By SUBMITTING AND SIGNING THIS FORM, I acknowledge, consent and agree to the following:
            I give my permission to receive facials, skin care treatments, eyelash and eyebrow services or waxing services.
            I understand that the esthetician does not diagnose illnesses or injuries, or prescribe medications.
            I have clearance from my physician to receive facials, skin treatments and waxing services.
            I understand the risks associated with facials and waxing include, but are not limited to:
• Superficial bruising or redness
• Short-term muscle soreness
• Exacerbation of undiscovered injury
            I acknowledge that my skin might experience temporary irritation, tightness, redness or slight swelling which usually dissipates within 72 hours depending on skin sensitivity. 
            I acknowledge that if I am allergic to one or more ingredients in the products used, I may experience allergic reactions.
            I acknowledge that if I fail to use a minimal sunscreen (SPF45), I am more susceptible to sunburn, skin damage & hyperpigmentation. I should avoid excessive sun exposure.
            I acknowledge that this treatment is strictly an elective cosmetic procedure and no medical claims have been expressed or implied.
            I acknowledge that I should avoid the use of Retin-A type products, aggressive exfoliation, waxing, and products containing acids that are not part of the recommended take-home regimen for 2-4 weeks following treatment.
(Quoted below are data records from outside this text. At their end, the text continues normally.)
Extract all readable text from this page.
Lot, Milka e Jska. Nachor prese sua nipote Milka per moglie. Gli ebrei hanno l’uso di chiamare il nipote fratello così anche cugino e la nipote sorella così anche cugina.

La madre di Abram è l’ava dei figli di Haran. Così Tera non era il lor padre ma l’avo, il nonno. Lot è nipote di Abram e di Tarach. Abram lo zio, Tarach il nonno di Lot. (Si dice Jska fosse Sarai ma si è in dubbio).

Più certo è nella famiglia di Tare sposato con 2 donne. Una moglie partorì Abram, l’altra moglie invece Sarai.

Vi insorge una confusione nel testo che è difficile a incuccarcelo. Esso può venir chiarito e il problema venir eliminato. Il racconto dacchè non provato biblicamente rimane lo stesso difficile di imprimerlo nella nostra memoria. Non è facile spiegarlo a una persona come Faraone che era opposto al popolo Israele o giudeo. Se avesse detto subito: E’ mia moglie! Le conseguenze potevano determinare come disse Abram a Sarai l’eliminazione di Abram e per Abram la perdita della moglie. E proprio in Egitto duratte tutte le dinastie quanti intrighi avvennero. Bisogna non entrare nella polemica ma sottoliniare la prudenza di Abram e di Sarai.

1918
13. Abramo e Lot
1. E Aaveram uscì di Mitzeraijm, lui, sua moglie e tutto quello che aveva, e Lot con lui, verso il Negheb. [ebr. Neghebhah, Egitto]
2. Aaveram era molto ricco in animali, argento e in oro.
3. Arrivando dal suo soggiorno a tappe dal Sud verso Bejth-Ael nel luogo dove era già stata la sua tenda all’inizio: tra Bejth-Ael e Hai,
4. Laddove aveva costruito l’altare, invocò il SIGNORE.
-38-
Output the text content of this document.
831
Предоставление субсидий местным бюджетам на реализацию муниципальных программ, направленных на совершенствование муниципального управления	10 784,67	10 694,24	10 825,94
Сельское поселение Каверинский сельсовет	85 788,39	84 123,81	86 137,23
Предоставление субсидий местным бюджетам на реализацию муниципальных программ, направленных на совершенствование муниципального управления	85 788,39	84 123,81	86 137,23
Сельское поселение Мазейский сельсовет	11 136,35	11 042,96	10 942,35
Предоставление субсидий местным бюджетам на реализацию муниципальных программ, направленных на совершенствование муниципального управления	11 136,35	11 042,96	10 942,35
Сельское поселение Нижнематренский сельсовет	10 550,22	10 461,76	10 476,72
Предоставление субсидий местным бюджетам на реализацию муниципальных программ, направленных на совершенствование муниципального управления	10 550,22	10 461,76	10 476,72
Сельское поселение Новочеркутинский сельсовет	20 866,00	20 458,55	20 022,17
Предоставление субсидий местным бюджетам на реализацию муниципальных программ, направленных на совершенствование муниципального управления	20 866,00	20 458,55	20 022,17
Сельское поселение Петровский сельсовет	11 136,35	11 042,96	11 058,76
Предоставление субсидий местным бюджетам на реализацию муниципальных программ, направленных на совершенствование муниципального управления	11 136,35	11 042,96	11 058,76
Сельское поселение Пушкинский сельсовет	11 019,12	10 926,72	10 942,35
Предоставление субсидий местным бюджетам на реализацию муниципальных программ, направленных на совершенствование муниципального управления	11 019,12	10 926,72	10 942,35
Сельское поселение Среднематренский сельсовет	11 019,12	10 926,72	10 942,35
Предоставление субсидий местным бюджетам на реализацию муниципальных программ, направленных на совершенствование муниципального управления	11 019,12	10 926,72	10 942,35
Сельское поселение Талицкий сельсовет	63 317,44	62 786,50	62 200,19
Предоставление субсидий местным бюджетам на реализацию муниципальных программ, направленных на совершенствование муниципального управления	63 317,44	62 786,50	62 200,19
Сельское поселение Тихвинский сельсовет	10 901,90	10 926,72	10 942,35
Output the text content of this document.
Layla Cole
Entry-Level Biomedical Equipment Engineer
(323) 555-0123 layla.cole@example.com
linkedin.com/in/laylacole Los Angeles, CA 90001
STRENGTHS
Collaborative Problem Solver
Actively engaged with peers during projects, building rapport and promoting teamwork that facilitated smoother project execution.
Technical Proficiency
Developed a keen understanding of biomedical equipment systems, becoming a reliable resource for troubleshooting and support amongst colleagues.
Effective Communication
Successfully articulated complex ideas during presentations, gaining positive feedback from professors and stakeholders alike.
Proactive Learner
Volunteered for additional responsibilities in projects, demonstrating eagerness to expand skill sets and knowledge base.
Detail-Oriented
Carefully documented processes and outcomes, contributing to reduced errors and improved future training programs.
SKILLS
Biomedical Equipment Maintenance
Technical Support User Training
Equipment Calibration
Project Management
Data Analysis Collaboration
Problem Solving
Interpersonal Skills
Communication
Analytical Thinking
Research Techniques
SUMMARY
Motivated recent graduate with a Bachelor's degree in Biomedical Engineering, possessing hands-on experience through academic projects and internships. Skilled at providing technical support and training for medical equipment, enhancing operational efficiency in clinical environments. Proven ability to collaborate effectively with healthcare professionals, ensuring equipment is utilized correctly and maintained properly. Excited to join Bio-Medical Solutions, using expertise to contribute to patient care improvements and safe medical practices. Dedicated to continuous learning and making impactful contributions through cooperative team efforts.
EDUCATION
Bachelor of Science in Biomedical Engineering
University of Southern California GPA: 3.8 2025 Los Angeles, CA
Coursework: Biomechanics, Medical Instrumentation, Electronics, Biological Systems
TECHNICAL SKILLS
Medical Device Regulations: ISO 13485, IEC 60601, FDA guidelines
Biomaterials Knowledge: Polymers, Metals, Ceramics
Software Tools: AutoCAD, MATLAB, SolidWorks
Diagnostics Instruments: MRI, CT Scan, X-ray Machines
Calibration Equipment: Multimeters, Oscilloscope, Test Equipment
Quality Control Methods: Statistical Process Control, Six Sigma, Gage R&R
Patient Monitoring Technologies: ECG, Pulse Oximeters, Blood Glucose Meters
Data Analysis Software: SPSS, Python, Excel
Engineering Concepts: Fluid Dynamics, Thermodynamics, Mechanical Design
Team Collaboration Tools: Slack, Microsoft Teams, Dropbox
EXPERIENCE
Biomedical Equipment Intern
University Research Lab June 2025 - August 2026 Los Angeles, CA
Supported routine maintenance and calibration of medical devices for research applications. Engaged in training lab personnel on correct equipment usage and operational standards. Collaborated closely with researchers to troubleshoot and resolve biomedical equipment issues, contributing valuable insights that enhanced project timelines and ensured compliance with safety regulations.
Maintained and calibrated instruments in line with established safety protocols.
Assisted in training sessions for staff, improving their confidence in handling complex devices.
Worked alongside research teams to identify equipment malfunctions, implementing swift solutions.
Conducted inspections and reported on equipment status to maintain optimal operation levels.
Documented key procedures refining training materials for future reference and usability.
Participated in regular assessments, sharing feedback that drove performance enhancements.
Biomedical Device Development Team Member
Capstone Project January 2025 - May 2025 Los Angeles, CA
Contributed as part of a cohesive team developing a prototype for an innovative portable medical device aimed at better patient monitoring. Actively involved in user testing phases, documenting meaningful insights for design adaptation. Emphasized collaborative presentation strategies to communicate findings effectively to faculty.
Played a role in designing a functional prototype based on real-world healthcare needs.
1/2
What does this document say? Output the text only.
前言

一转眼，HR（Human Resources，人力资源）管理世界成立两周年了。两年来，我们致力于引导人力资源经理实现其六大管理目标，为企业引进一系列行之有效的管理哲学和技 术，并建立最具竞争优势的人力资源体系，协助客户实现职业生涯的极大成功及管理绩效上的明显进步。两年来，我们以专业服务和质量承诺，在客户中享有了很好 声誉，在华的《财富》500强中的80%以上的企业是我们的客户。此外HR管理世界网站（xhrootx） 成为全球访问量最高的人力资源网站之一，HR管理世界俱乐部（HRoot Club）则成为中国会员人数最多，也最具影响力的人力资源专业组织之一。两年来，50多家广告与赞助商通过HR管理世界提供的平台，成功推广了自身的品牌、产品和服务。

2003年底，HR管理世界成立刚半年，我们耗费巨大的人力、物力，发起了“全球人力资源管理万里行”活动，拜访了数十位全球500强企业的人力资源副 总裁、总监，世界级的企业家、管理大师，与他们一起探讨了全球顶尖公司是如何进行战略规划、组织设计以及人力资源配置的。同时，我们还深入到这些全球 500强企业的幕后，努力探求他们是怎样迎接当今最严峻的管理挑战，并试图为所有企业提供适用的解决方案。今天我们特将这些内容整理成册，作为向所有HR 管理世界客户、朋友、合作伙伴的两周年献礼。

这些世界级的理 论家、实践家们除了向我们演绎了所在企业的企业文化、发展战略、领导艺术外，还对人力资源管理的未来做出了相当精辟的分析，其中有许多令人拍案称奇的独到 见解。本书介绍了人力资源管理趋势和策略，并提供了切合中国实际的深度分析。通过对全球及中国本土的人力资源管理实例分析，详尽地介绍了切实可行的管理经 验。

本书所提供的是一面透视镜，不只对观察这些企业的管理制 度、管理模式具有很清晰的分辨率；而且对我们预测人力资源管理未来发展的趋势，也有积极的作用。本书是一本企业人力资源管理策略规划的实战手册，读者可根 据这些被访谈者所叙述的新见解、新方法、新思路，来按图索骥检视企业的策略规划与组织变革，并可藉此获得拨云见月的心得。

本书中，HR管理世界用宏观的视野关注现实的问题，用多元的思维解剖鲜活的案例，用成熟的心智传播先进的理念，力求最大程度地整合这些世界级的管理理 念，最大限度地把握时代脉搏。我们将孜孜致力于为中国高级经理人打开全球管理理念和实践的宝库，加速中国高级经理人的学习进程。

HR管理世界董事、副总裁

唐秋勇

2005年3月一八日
            I understand the importance of informing my esthetician of all medical
conditions and medications I am taking, and to let the esthetician know
about any changes to these. I understand that there may be additional risks
based on my physical condition.
            I understand that it is my responsibility to inform my esthetician of any discomfort I may feel during the session so he/she may adjust
accordingly.
            I understand that I or the esthetician may terminate the session at any
time.
            I have been given a chance to ask questions about the session
and my questions have been answered.
            I consent (to the best of my knowledge) that the answers I have given are correct and that I have not withheld any information that may be relevant to my treatment. I give consent for all future treatments.
            I, therefore, release Issa Selflove Oasis and its staff of from all and any liability associated with any injuries and /or current and future conditions resulting from the skincare procedures or products.